Despite the plaintiff’s lack of actual knowledge concerning the cause of her injuries, the Court held that prescription had run.

This Court has before it the joint stipulation of counsel for the plaintiff and the defendant. It is to determine whether the facts contained therein sustain the burden of proof required of the plaintiff; that is, whether the facts indicate a lack of actual knowledge or a lack of constructive notice of the alleged negligent acts. The stipulated facts such as the festered incision in the right cheek in April 1967 (within a month of the operation); the sutures coming out of his gums in May 1967; the pain in his eye and burning in his face in June 1967; the “retro-gasserian re-section of the sensory root of the right trigeminal nerve” on August 31, 1967; the infection in his gums and the removal of a small bone sliver from his gums prior to August 31, 1967; and the infection and extraction of four teeth with black roots on January 13, 1968, certainly were sufficient to put plaintiff on his guard and to call for inquiry. In the face of these facts plaintiff cannot sustain the position that he lacked actual knowledge or constructive notice of his alleged cause of action prior to February 17, 1968. Plaintiff clearly has not sustained his burden of proving an interruption or suspension of the prescription running against his cause of action. His claim has prescribed.

Accordingly, summary judgment in favor of defendant, Dr.
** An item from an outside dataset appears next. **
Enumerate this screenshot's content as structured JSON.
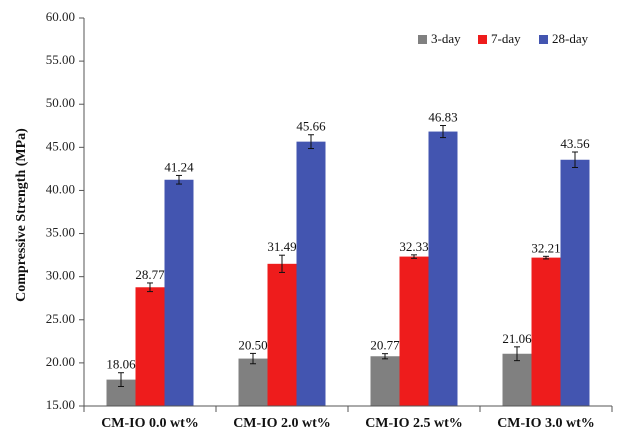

Bernard C. Hollier, Jr., and against plaintiff, Abraham R. Derryberry, Jr., is granted in accordance with Federal Rules of Civil Procedure 12(b) and 56, dismissing plaintiff’s suit at his cost.

. The operative report states that the operation consisted of an avulsion of the infra-orbital portion of the second division of the right fifth cranial nerve and avulsion of the mental portion of the third division of the right cranial nerve. The report then details the specific procedures followed in the course of the operation.

. This letter contains a request for the post-operative report, a statement to the effect that the plaintiff was still suffering substantial pain of the type he had previously sustained and a statement informing the defendant that he intended to visit a doctor in Houston in the near future for treatment of the condition.

. Plaintiff worked as a master mechanic in Oman Muscat, South Arabia, for fifty-nine days immediately following the performance of the surgery by the defendant.

See, Walter v. Caffall, 192 La. 447, 188 So. 137.

Young v. International Paper Co., 179 La. 803, 155 So. 231; National Park Bank v. Concordia Land & Timber Co., 159 La. 86, 105 So. 234.”